Zorn’s lemma is always weird if you haven’t done it before. Luckily, you can try your own. Another theorem is that if we have a linearly independent set $S$, we can extend it to a basis for our vector space. Try to recreate Zorn’s lemma argument. Instead of starting with all linearly independent sets, start with all linearly independent sets which contain $S$.

### 6 Responses to Every vector space has a basis

1. Z Norwood says:

You suggest repeating the argument to prove that every linearly independent set can be extended to a basis. This is certainly reasonable, but for the following reason I wonder if we can avoid repeating the argument: the existence of a maximal ideal in a nonzero ring (which is proved using a ZL argument very similar to the one you present here) can easily be extended to the stronger statement “Every ideal $I$ in a nonzero ring $R$ is contained in a maximal ideal” simply by pulling a maximal ideal in the quotient ring $R/I$ back to a maximal ideal containing $I$ in $R$. It seems like something similar should work here.
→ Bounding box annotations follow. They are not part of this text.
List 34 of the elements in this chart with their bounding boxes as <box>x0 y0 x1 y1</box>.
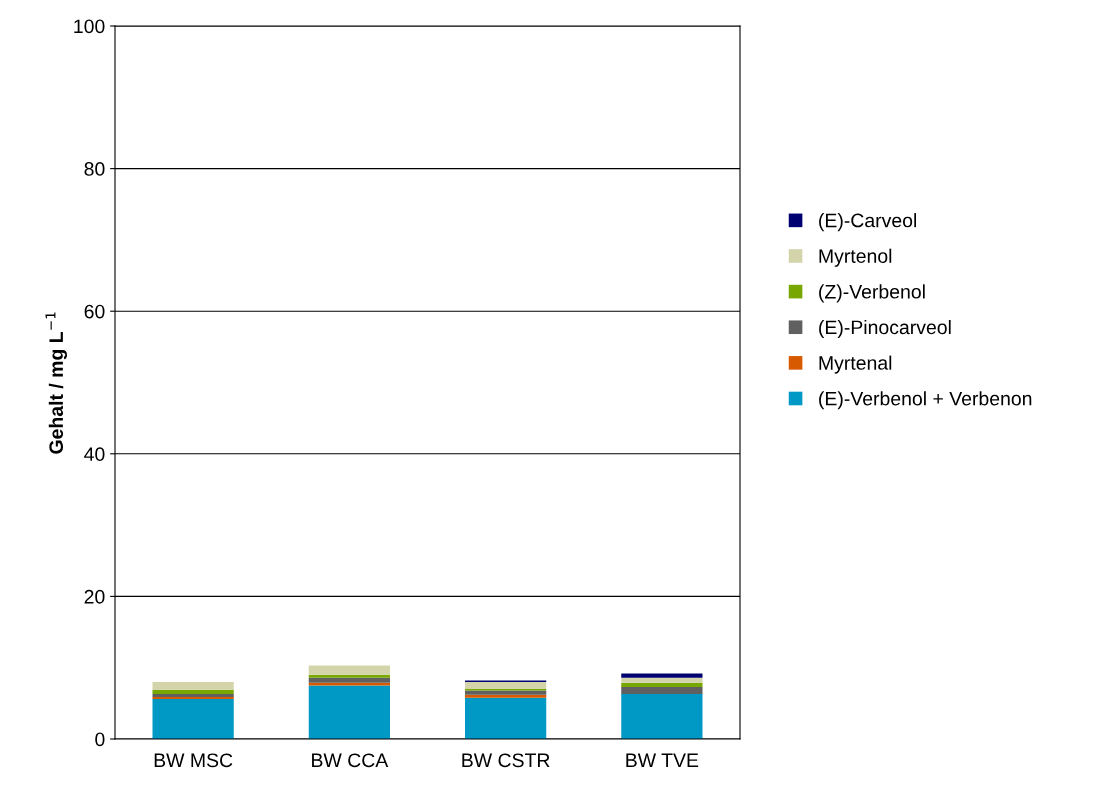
bar <box>621 682 703 687</box>
bar <box>621 694 703 739</box>
bar <box>465 681 547 690</box>
legend-label: Myrtenal <box>819 355 892 374</box>
bar <box>152 699 234 739</box>
bar <box>465 697 547 739</box>
x-tick-label: BW MSC <box>154 753 233 768</box>
legend-label: Myrtenol <box>819 248 892 267</box>
bar <box>308 685 390 739</box>
bar <box>621 677 703 683</box>
legend-label: (E)-Verbenol + Verbenon <box>819 391 1032 410</box>
bar <box>152 689 234 695</box>
y-axis-title: Gehalt / mg L$^{−1}$ <box>45 312 67 454</box>
x-tick-label: BW CSTR <box>462 753 550 768</box>
legend-label: (Z)-Verbenol <box>819 284 925 303</box>
x-tick-label: BW CCA <box>312 753 389 768</box>
bar <box>621 686 703 695</box>
bar <box>308 677 390 683</box>
bar <box>308 665 390 675</box>
bar <box>308 674 390 678</box>
legend-label: (E)-Pinocarveol <box>819 319 951 339</box>
bar <box>621 673 703 678</box>
bar <box>152 681 234 690</box>
legend-label: (E)-Carveol <box>819 213 917 232</box>
bar <box>465 694 547 698</box>
y-tick-label: 0 <box>95 732 105 747</box>
y-tick-label: 20 <box>84 589 105 604</box>
bar <box>465 690 547 695</box>
y-tick-label: 60 <box>84 304 105 319</box>
bar <box>308 682 390 686</box>
y-tick-label: 100 <box>74 19 105 34</box>
y-tick-label: 80 <box>84 162 105 176</box>
y-tick-label: 40 <box>84 447 105 462</box>
x-tick-label: BW TVE <box>626 753 699 767</box>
I think something similar does work:
If $S$ is a linearly independent set of a vector space $V$ and $\langle S\rangle$ is the subspace it spans, then the quotient space $V/\langle S\rangle$ has a basis $B$. I think a set $A = (a_i)_{i\in I}$ of representatives for the fibres* over elements of $B$ (we’re already using AC, so why not use it all the time?) together with $S$ forms a basis for $V$. Proving that the set $A \cup S$ spans $V$ is straightforward; I think it’s also straightforward to show that $A\cup S$ is linearly independent. For independence, it is essential that $A$ contain one (and no more) element of each fibre, and that $S$ be independent. (I think I’ve worked out the details satisfactorily, but my linear algebra is a bit rusty; so if someone objects to this, please speak up.)
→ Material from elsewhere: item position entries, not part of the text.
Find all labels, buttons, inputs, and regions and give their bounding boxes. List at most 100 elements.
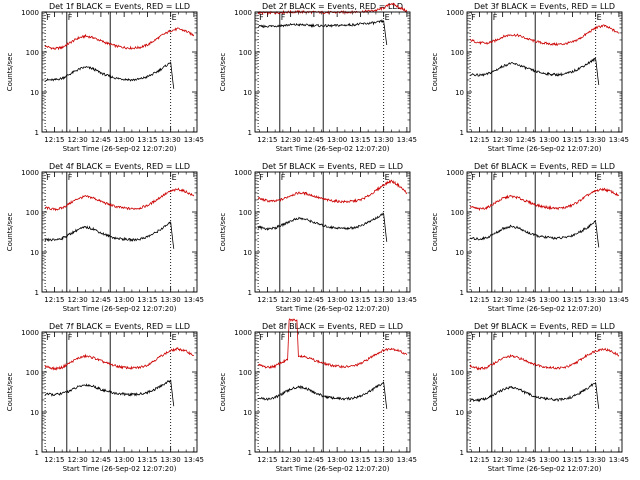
plot-frame [254,331,411,453]
panel-7: Det 7f BLACK = Events, RED = LLD Counts/s… [6,322,204,473]
x-tick-label: 13:45 [184,136,204,144]
x-tick-label: 13:45 [609,456,629,464]
y-tick-label: 1000 [234,329,252,337]
x-tick-label: 12:45 [91,296,111,304]
y-tick-label: 10 [455,249,464,257]
x-axis-label: Start Time (26-Sep-02 12:07:20) [488,145,602,153]
x-tick-label: 13:45 [397,136,417,144]
y-axis-label: Counts/sec [431,213,439,252]
x-tick-label: 12:15 [44,296,64,304]
plot-frame [41,11,198,133]
y-tick-label: 10 [30,249,39,257]
x-tick-label: 12:15 [469,456,489,464]
panel-title: Det 7f BLACK = Events, RED = LLD [49,322,190,331]
plot-frame [254,11,411,133]
time-marker-label: F [281,333,286,342]
x-tick-label: 13:15 [350,296,370,304]
x-tick-label: 13:30 [586,136,606,144]
series-line-events [469,220,600,248]
plot-frame [254,171,411,293]
y-tick-label: 10 [455,409,464,417]
x-tick-label: 13:15 [350,136,370,144]
time-marker-label: F [281,13,286,22]
series-line-events [45,61,175,89]
x-tick-label: 13:30 [586,296,606,304]
y-tick-label: 1 [248,449,252,457]
y-tick-label: 10 [30,409,39,417]
panel-4: Det 4f BLACK = Events, RED = LLD Counts/s… [6,162,204,313]
x-tick-label: 13:00 [327,456,347,464]
y-tick-label: 100 [26,209,39,217]
x-tick-label: 12:15 [257,296,277,304]
time-marker-label: F [493,173,498,182]
panel-2: Det 2f BLACK = Events, RED = LLD Counts/s… [219,2,417,153]
x-axis-label: Start Time (26-Sep-02 12:07:20) [276,305,390,313]
series-line-lld [469,187,620,212]
time-marker-label: F [259,13,264,22]
y-tick-label: 1000 [21,169,39,177]
x-tick-label: 12:15 [257,456,277,464]
x-tick-label: 12:45 [304,296,324,304]
x-tick-label: 13:15 [137,136,157,144]
y-tick-label: 1 [460,129,464,137]
x-tick-label: 13:00 [539,296,559,304]
y-tick-label: 1000 [446,329,464,337]
x-tick-label: 12:30 [281,456,301,464]
time-marker-label: F [493,13,498,22]
x-tick-label: 13:00 [114,456,134,464]
x-tick-label: 13:30 [161,456,181,464]
x-tick-label: 12:45 [304,136,324,144]
y-axis-label: Counts/sec [219,213,227,252]
time-marker-label: E [597,333,602,342]
x-tick-label: 13:45 [609,296,629,304]
x-tick-label: 12:30 [493,136,513,144]
x-tick-label: 13:45 [397,456,417,464]
y-tick-label: 1 [35,129,39,137]
time-marker-label: F [46,333,51,342]
x-tick-label: 13:00 [114,296,134,304]
time-marker-label: F [471,173,476,182]
x-tick-label: 12:30 [68,136,88,144]
x-tick-label: 12:15 [469,296,489,304]
series-line-events [258,19,388,46]
x-tick-label: 13:45 [609,136,629,144]
y-tick-label: 100 [239,369,252,377]
plot-frame [41,171,198,293]
x-tick-label: 12:15 [44,136,64,144]
y-tick-label: 10 [243,89,252,97]
time-marker-label: E [172,173,177,182]
y-axis-label: Counts/sec [219,53,227,92]
y-tick-label: 1000 [234,169,252,177]
x-tick-label: 13:00 [327,296,347,304]
time-marker-label: F [46,173,51,182]
x-axis-label: Start Time (26-Sep-02 12:07:20) [488,305,602,313]
panel-8: Det 8f BLACK = Events, RED = LLD Counts/s… [219,318,417,473]
x-tick-label: 13:30 [374,456,394,464]
time-marker-label: E [385,333,390,342]
series-line-lld [44,347,195,371]
x-tick-label: 12:15 [469,136,489,144]
x-axis-label: Start Time (26-Sep-02 12:07:20) [63,305,177,313]
x-tick-label: 13:15 [137,456,157,464]
time-marker-label: F [46,13,51,22]
y-tick-label: 1000 [446,9,464,17]
x-tick-label: 13:15 [562,296,582,304]
panel-6: Det 6f BLACK = Events, RED = LLD Counts/s… [431,162,629,313]
x-tick-label: 12:30 [281,136,301,144]
y-tick-label: 1 [35,289,39,297]
y-axis-label: Counts/sec [6,213,14,252]
y-tick-label: 100 [451,209,464,217]
y-tick-label: 1 [460,449,464,457]
x-tick-label: 13:30 [161,296,181,304]
time-marker-label: F [493,333,498,342]
x-tick-label: 12:30 [68,456,88,464]
panel-1: Det 1f BLACK = Events, RED = LLD Counts/s… [6,2,204,153]
y-axis-label: Counts/sec [219,373,227,412]
y-tick-label: 1 [248,289,252,297]
y-axis-label: Counts/sec [6,53,14,92]
y-tick-label: 1000 [21,9,39,17]
time-marker-label: F [281,173,286,182]
time-marker-label: F [68,173,73,182]
y-tick-label: 1000 [234,9,252,17]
*What I mean here is a set of elements $a_i$ in $V$ such that for each element $b_i \in B$, there is exactly one $a_i\in A$ that gets sent to $b_i$ by the quotient map $V \to V/\langle S\rangle$. I was just too lazy to say that explicitly up there, I guess.

Btw Andy, Jay might already have told you this, but I’m hoping to join you at UCLA next year. What classes are you taking this term?

• Z Norwood says:

Apparently WP doesn’t like “\left”; I guess it wants “\langle” and “\rangle instead.

• Z Norwood says:

GAHHH!!!!! Stupid WP. What I meant was:
Apparently WP doesn’t like “\left<” or “\right>”; I guess it wants “\langle” and “\rangle instead.

• soffer801 says:

Zach, a few things:

First, I edited your post to make it what I think you meant. Let me know if I was wrong.

By “repeating the argument” what I meant was that you can generalize. The proof I gave is simply the one I suggested starting with $\varnothing$ as your linearly independent set.

What you seem to have done is taken the first result, and applied the correspondence theorem and AC to pull back a basis. It’s an interesting idea, and works fine, but I suppose I don’t see what you gain from this. You’re still using AC (which is of course unavoidable).

Jay did not already tell me that. Shame on him. I’m taking the algebra, differential topology, and logic sequences. Let me know if you’re coming to visit.

• Z Norwood says:

Thanks for the edits. That looks right.

Right; I was just suggesting a way to prove the stronger result from your result without doing the same Zorn’s-Lemma argument all over again. But, of course, you probably only mentioned the stronger result to offer the reader a chance to try his/her own ZL argument, which my suggestion avoids. Oh well. I really like it when this sort of thing happens, though: some result turns out to be equivalent to another result that’s obviously stronger. (Leader has talked about this a lot in Ramsey Theory this term, results that prove their generalisations.)

Psshhh, how typical of Jay. Unfortunately, I doubt I’ll visit. I went to a campus visit last spring, and I’m in England this year, so I probably won’t fly all the way back again. But if I get in again, I’ll see you next summer!

Good course choices! I’m sure Anton is in (at least) logic with you; tell him I said hi! Who is teaching the logic sequence this year?